Gestione dei penitenziari I sindacati: no allo scippo, la sede ora torni a Pescara

Di Giovanni (Uil-Pa): «Il ministero vuole accorpare tutto a Perugia, perdere il Provveditorato sarebbe una beffa per la nostra regione»
Riportare il Provveditorato dell'amministrazione penitenziaria a Pescara. È la richiesta avanzata, in una nota, della Uil Pubblica amministrazione polizia penitenziaria abruzzese al presidente della Regione, Marco Marsilio. «Il riattamento della vecchia sede del Provveditorato a Pescara costò svariati milioni di euro e non è stato utilizzato», spiega Ruggero Di Giovanni, segretario generale Uil Pa, polizia penitenziaria per l'Abruzzo, «quando sembrava che i nuovi uffici potessero andare incontro alle esigenze dei vari operatori, compresi quelli amministrati negli undici penitenziari del Molise e dell'Abruzzo, il decreto 84 del 2015, firmato dal presidente del Consiglio, decretò la soppressione del Provveditorato pescarese con la contestuale annessione delle dinamiche amministrative delle sue istituzioni penitenziarie a quello di Roma». Per la Uil «mai scelta è stata più infelice. Scelta che abbiamo subito condannato, denunciandone i possibili risvolti, senza però essere stata mai ascoltata», evidenzia Di Giovanni, «la situazione potrebbe migliorare, a patto che la scelta di riportare il distretto a Pescara sia appoggiata dalle istituzioni locali e regionali». Il decreto legge del 22 giugno 2023 rileva «l’esigenza prioritaria di riorganizzazione dell’apparato strutturale dell’amministrazione penitenziaria, con l’implementazione di un posto dirigenziale generale correlato all’istituzione di un nuovo e autonomo provveditorato regionale, dove far confluire 16 istituti penitenziari delle regioni Marche, Abruzzo e Molise, che attualmente rientrano nelle competenze territoriali, eccessivamente ampie, degli attuali provveditorati dell’Emilia Romagna-Marche e del Lazio-Abruzzo e Molise, che si occupano della gestione di complessivi 40 istituti penitenziari, con aree di intervento ad elevato rischio professionale».
«Adesso, però, è emersa la proposta del Dipartimento dell'amministrazione penitenziaria di far confluire gli istituti dell'Abruzzo e Molise in un nuovo provveditorato, diverso da quello immaginato in fase di stesura del decreto legge, ovvero Umbria, Abruzzo e Molise con sede a Perugia», evidenzia Di Giovanni, «allontanando di svariati chilometri la sede dirigenziale». La Uil parla di «un vero e proprio scippo all'Abruzzo, alla polizia penitenziaria abruzzese e alla città di Pescara.
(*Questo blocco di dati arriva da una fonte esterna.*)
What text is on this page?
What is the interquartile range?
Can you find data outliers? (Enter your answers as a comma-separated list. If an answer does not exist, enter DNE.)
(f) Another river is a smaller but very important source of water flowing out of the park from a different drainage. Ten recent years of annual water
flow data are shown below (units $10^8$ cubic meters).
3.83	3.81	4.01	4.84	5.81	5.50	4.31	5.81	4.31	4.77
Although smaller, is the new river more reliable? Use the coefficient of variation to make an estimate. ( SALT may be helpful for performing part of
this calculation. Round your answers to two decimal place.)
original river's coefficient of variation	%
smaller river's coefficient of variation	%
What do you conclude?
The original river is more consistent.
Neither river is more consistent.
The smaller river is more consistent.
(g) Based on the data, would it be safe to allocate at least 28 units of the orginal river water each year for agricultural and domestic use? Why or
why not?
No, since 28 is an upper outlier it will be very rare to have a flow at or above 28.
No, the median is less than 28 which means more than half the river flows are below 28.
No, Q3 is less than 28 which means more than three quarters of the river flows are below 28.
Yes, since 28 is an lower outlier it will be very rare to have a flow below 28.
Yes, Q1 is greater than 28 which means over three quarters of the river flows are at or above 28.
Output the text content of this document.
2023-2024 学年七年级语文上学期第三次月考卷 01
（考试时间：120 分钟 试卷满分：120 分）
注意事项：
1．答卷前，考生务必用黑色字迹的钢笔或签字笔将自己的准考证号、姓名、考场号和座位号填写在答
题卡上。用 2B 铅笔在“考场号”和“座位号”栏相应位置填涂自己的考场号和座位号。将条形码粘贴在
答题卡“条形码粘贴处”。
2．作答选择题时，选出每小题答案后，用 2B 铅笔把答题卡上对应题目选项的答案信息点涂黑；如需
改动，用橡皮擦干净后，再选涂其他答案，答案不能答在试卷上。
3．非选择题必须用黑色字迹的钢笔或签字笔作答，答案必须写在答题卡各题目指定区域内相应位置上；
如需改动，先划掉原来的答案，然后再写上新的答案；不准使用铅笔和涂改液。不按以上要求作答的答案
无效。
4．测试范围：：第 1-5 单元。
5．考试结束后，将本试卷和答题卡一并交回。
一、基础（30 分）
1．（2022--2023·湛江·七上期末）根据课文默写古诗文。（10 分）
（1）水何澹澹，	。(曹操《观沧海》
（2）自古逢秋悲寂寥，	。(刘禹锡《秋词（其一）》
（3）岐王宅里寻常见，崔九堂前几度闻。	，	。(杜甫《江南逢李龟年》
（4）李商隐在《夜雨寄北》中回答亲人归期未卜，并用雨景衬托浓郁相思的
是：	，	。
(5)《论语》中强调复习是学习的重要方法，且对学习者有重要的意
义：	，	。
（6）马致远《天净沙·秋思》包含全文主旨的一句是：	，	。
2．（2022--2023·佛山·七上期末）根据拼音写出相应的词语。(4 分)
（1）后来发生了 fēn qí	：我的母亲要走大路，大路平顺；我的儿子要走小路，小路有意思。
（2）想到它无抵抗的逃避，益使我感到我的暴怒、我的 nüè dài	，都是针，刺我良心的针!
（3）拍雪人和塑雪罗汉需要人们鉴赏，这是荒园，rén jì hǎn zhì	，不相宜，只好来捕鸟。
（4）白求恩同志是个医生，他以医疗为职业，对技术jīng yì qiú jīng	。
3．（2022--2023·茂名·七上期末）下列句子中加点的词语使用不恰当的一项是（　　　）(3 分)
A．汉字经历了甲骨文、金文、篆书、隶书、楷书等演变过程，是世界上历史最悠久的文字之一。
Scelta che aggraverebbe la già drammatica situazione degli istituti di pena abruzzesi». Di qui la richiesta al presidente Marsilio «perché si faccia carico dell'opportunità concessa cogliendo l'importanza di riportare un Provveditorato dell'amministrazione penitenziaria in Abruzzo, nel plesso ristrutturato di Pescara. Sappiamo bene quanto questa sfida sia difficile. Come dipendenti ci siamo sacrificati tantissimo piegandoci alla discutibile scelta partorita nel 2015», conclude Di Giovanni, «ma è un dovere della politica far sentire forte la voce nelle sedi opportune per richiedere quanto da noi auspicato. Abbiamo reparti sotto organico, sezione stracolme di detenuti e agenti stremati costretti a doppi e tripli turni. Adesso la politica abruzzese può e dovrebbe dare una risposta a tutti i lavoratori del mondo penitenziario che non meritano di dover subire questa ennesima ingiustizia».